Packers switch to backfield by committee

GREEN BAY, Wis. — Prior to Cedric Benson’s foot injury, there was no question he had become the Packers’ No. 1 running back. Unlike a year ago, when James Starks and Ryan Grant split carries, nearly all handoffs this season had been going to Benson through the first five games.

Now that Benson has been placed on injured reserve with the designation that he could return in Week 14, coach Mike McCarthy has to figure out what to do with the running game for at least the next two months.

“I have no time for competition,” McCarthy said Wednesday. “We’re going to take the hot hand. Alex (Green) and James both got reps today and so did Brandon Saine.

“The first carry will be Alex Green. He’s a little farther ahead than James is right now and that’s the way we’ll go. But we have three halfbacks and we’ll utilize all three of them.”

Starks has been a healthy inactive the past two games but entered training camp as Green Bay’s starting running back. When Starks suffered a turf toe injury in the first preseason game, the Packers signed Benson.
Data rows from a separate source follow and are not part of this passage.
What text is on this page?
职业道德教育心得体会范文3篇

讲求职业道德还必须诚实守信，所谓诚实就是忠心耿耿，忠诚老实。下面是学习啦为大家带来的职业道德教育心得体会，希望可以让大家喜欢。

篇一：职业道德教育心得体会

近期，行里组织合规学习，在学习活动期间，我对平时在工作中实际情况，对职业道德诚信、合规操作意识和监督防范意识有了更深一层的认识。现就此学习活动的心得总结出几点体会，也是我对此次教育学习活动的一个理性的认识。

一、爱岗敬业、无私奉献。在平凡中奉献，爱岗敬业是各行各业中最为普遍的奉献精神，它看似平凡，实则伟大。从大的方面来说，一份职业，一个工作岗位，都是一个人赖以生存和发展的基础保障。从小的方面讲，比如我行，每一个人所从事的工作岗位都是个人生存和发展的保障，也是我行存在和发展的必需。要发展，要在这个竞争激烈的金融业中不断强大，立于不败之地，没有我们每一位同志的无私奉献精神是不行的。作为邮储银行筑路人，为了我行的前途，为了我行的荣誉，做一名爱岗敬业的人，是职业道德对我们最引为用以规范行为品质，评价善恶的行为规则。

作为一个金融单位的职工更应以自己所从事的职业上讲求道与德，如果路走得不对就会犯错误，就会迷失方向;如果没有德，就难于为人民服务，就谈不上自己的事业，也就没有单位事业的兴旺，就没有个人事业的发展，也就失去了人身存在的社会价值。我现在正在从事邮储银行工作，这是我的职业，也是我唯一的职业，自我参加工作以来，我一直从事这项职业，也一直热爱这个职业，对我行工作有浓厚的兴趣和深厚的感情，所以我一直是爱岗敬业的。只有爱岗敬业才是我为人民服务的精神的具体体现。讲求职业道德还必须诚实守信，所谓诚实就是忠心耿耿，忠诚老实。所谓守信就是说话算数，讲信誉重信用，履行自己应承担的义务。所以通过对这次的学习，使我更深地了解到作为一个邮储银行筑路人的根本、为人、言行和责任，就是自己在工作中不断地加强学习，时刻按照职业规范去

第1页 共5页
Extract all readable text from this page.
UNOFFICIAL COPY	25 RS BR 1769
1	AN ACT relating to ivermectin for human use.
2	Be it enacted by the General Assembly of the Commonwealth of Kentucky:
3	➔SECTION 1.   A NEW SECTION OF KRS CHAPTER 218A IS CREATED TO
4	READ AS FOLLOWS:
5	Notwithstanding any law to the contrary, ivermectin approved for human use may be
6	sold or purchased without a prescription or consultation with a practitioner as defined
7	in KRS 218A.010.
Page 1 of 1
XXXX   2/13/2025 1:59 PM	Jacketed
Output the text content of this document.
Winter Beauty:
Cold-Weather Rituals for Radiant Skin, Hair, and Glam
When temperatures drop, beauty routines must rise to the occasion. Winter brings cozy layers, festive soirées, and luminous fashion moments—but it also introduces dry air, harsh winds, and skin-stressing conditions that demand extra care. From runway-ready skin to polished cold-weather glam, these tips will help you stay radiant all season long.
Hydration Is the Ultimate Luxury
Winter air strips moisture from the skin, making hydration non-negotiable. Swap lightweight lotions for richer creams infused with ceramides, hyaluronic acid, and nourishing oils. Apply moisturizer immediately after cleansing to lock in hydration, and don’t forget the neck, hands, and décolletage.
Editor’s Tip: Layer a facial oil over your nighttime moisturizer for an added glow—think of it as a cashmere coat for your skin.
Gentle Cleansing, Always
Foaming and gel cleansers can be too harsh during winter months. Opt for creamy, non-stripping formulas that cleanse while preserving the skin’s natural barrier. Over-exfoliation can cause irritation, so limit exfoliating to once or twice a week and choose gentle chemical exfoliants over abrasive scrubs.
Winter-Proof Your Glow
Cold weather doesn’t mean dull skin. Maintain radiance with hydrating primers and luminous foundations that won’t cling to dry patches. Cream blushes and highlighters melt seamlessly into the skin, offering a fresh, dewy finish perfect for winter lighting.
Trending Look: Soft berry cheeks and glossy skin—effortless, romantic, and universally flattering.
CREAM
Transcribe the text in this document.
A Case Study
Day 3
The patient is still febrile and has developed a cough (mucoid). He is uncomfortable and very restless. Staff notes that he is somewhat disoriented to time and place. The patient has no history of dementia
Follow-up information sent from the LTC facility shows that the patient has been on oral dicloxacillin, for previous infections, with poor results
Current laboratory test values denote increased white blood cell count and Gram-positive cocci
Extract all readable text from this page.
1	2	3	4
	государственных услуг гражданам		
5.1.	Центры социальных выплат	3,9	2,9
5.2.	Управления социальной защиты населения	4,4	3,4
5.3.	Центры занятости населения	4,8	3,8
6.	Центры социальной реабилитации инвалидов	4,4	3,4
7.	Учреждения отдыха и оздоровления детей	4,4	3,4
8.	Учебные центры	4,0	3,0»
Against the Colts on Sunday, with Starks inactive, Green became the featured running back. However, Green Bay’s run-to-pass ratio drastically changed after Benson was carted to the locker room. To begin the second half, the Packers called passes on their first seven plays, one of which resulted in an interception and three consecutive on the next drive that ended in a punt.

When Green had his two most successful runs in that game, one for nine yards and a 41-yard burst, both plays were immediately followed by touchdown passes.

Even with Benson out, that’s why quarterback Aaron Rodgers believes there needs to be a better mix of run and pass plays.

“With Ced in there, we wanted to give him some opportunities – 15 to 20 rushes, bare minimum,” Rodgers said. “I think (his injury) makes the backfield more of a running back by committee with Alex and James and Brandon, but we’re still going to try to have balance — probably more than we have in the past.”

Green, the Packers’ third-round pick in 2011, has recovered from the torn ACL he suffered in Week 7 last season. Though he has only 15 career rushing attempts, he displayed a few terrific cutbacks to spring his big gain on Sunday.

“It’s definitely an exciting opportunity for me,” Green said. “I just feel comfortable, coming in with the offense. I feel confident. That’s the most important thing about being a running back is confidence. Coaches have done a good job of teaching me the little things.”

Without a commitment to the running game in the second half against the Colts, Green Bay’s offensive line gave up five sacks. Indianapolis was having success with its pass rush partly because it had become apparent the Packers weren’t getting Green involved nearly as much as they had Benson.

“The biggest thing for an offensive lineman, you want to be able to run the ball to keep the defense on their heels and keep them guessing,” right guard Josh Sitton said. “If you’re throwing the ball 10 times in a row, it makes their job a little bit easier. So, for an offensive lineman, you want to keep them guessing.

“And it opens up the passing game when you run the ball. You want to be able to play-action pass and things like that.”

Considering that Green Bay is right back to where it was on the first day of training camp with its running back group, the team should be relatively prepared to play without Benson. Had Starks never gotten injured, it’s likely Benson would be playing elsewhere or still waiting in free agency for a team to call.

“I felt confident in the running game before Cedric,” Sitton said. “I still do. I think we got to see a little bit of Alex. It was good to see him break that big run last week and get out in the open field and make a couple guys miss. I definitely have confidence in those guys.

“They’re going to be getting all the reps this week and from here on out, so they’re just going to get better and better. I’m definitely confident.”